Put those cell phones down while driving

Feather Publishing

    Did you know last Thursday, July 1, marked the two-year anniversary of California’s hands-free law? According to California Highway Patrol statistics, far too many motorists “are still not dialed-in to the rules and are either being cited for it or becoming a grim statistic.”

    CHP Commissioner Joe Farrow said in a recent press release he thinks that many motorists may have been used to driving and using a cell phone at the same time before the July 2008 law went into effect.

    We would like to say that might be a factor, but since 2008 more drivers who think they depend on cell phones are also on the roads. Cell phones are not just for making calls anymore, but for text messaging, looking at social networking sites and surfing the Internet. Cell phones are part of many people’s moment-to-moment existence and consume so much attention that cell phone usage is becoming an addicting habit.

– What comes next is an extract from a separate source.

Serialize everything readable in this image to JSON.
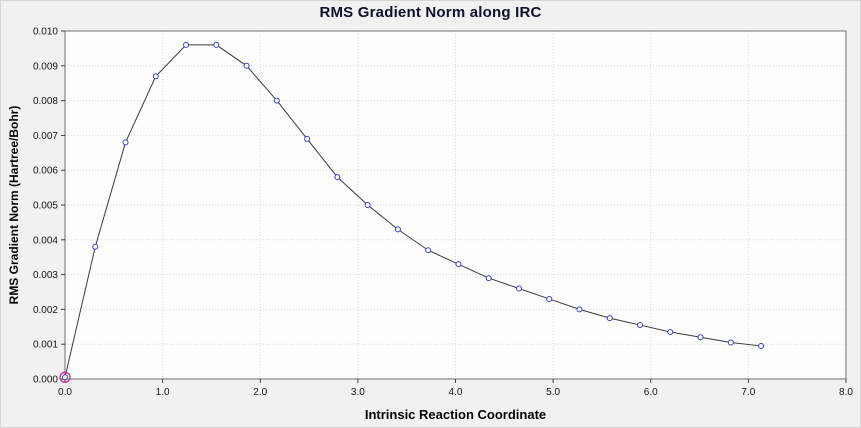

    Driving a motorized vehicle requires full attention and even a moment of inattention can have disastrous consequences.

    According to Statewide Integrated Traffic Records System data complied by the CHP, since the inception of the hands-free law, there have been more than 1,200 collisions throughout the state in which a contributing factor was a driver using a cell phone.

Those same collisions resulted in 16 fatalities and more than 850 victims injured.

    To make it clear: The law states no driver can text message while driving, and no driver under age 18 can use a cell phone at all while driving. Drivers over the age of 18 can use a hands-free device such as an earplug or SYNC.

    Statewide CHP officers have issued more than 244,000 citations to motorists violating the law. The fine is not high. The minimum base fine for the first offense is $20 and $50 for the second offense.

     Of course, other fines and court costs can make the offense expense. But is it worth the extra costs, which undoubtedly could be property damage, injury or vehicular manslaughter charges?

    Put your cell phone down or if you don’t have the willpower to leave it alone while driving, put it in the vehicle’s trunk. No call, text, e-mail or Internet curiosity is worth an accident or a life.